Although most of the enslaved African Americans who fled to Mexico came from Texas, there are accounts of individuals who crossed the Rio Grande from nearby states such as Louisiana, Mississippi, Alabama, and North Carolina.
In Mexico, Blacks faced considerably less racial prejudice than in the free North. In Mexico, they could hold office, marry locals, and blend comfortably with society.
Mexico became a safe haven for enslaved people soon after it declared independence from Spain in 1821. At the time, Texas was still part of the country. Mexico’s antislavery ignited the Texas Revolution, prompting white, slave-holding immigrants to fight for independence in the Texas Revolution.
Once established as the “The Republic of Texas” in 1836, Texas made slavery legal again, and it continued to be legal when Texas joined the U.S. as a state in 1845.
Despite rewards and push from Texas slave owners seeking their “property,” Mexican authorities never returned or extradited former slaves to the United States. On the contrary, they gave protection to fugitives and did not allow bounty hunters crossing the border to take them back.
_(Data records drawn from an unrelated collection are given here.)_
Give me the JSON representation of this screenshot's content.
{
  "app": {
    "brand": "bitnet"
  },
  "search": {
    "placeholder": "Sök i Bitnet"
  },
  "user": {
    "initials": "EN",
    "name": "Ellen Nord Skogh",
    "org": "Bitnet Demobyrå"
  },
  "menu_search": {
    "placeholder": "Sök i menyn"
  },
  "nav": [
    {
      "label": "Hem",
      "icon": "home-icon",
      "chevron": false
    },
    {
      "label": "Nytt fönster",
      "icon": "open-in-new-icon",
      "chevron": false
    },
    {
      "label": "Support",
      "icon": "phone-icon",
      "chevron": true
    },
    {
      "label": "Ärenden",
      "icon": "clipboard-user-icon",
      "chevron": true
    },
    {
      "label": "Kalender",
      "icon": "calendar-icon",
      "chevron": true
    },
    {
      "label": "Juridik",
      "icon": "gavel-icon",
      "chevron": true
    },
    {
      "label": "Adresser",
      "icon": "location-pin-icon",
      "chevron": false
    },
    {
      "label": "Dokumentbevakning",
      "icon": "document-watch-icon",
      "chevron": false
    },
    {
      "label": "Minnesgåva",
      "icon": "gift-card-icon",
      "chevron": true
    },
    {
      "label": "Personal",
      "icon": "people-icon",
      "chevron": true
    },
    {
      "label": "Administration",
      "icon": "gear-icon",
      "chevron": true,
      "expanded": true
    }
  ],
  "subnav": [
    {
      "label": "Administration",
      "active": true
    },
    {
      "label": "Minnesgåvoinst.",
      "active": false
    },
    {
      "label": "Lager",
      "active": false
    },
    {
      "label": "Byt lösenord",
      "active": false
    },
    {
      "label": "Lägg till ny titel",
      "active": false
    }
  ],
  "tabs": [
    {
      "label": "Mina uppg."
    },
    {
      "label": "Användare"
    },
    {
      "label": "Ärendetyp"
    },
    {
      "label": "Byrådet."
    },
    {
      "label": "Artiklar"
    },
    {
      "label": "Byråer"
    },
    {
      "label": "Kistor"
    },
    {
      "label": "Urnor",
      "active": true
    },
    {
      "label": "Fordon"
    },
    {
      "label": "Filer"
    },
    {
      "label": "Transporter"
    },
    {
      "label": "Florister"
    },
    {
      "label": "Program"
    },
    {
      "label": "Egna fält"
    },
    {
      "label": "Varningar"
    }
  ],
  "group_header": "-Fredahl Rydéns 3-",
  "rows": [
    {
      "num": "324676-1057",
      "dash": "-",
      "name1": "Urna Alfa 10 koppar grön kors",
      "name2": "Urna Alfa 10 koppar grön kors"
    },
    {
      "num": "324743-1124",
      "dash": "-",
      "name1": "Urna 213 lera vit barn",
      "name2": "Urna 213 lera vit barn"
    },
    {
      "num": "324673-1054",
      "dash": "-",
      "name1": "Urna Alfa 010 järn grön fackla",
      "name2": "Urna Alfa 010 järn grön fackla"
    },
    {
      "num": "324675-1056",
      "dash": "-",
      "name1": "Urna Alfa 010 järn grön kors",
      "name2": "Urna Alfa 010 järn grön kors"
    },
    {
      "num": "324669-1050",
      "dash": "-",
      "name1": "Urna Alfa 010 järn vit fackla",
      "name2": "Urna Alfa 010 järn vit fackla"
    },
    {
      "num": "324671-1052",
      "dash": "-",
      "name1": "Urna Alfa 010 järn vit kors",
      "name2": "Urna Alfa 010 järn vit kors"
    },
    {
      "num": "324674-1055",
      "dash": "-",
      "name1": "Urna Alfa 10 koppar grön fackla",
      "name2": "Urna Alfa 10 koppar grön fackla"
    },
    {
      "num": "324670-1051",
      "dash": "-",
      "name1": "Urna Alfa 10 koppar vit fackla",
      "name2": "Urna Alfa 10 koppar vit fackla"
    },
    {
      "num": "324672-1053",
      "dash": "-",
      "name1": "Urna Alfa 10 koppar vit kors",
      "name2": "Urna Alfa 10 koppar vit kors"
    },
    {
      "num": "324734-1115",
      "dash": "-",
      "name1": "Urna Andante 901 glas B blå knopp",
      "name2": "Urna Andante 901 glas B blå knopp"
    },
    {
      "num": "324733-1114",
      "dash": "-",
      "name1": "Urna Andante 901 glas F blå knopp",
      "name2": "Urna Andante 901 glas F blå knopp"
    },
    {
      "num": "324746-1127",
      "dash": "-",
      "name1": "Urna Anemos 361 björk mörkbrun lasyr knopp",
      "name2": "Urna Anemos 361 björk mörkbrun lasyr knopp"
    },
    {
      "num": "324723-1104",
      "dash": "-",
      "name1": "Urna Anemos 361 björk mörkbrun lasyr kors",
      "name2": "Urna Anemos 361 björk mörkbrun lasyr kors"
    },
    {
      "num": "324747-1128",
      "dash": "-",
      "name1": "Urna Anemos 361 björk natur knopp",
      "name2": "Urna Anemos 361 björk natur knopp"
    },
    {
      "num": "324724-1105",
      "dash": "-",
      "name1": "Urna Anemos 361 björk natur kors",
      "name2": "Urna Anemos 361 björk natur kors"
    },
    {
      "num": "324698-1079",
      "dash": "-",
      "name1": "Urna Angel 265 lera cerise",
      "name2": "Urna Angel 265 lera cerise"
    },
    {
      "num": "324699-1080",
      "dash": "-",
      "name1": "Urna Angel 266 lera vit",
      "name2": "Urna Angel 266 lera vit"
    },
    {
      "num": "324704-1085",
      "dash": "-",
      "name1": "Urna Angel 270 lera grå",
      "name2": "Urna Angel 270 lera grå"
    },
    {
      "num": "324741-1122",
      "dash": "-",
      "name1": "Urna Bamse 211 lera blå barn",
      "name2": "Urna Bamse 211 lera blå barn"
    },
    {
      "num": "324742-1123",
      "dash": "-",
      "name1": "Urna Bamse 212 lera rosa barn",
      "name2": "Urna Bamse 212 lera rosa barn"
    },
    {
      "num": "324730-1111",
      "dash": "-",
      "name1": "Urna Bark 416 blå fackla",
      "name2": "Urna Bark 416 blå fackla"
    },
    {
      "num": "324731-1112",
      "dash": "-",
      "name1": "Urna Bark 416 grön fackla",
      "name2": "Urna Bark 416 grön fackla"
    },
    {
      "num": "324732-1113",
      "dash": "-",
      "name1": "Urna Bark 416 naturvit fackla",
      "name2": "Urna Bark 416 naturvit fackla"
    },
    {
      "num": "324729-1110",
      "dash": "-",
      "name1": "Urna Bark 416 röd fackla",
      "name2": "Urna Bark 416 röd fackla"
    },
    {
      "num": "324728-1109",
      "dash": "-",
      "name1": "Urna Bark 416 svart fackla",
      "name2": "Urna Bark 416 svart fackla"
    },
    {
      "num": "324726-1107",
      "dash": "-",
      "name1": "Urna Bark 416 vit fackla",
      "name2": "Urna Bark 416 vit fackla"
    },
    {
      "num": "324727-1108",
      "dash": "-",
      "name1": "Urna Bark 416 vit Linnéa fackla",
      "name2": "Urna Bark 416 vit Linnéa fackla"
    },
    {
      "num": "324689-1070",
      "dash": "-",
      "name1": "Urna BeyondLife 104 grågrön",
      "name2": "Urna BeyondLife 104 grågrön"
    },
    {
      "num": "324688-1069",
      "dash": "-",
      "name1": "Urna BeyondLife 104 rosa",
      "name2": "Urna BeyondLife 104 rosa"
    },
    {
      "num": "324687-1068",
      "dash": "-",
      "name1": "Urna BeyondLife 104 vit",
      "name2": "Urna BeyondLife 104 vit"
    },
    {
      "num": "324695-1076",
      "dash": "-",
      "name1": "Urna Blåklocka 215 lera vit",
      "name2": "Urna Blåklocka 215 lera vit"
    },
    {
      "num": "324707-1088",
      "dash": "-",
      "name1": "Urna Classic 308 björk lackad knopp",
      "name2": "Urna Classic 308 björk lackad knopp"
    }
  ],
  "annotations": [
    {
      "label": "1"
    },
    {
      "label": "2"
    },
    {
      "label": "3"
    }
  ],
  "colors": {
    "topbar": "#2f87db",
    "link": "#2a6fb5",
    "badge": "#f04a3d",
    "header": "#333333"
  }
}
Some researchers believe this began anti-Mexican sentiments in Texas. Thus proving the flight of slaves from the US to Mexico a critical chapter helping shape the present-day relationship between the two countries.
USC Dornsife historian Alice Baumgartner explains that Mexico fully abolishing slavery in 1837 upset the balance of power between free and slave-holding states. After the Mexican-American War, what is now California, Arizona, New Mexico, and parts of Colorado and Utah joined the Union as free states. This made slave-holding a minority opinion.
“Everything that happens in that decade leading up to the Civil War is southern politicians trying to make sure that they’re not totally outnumbered by free state representatives in Congress,” says Baumgartner. Mexico’s choice to abolish the practice helped set in motion events that would then lead to what we know as the American Civil War.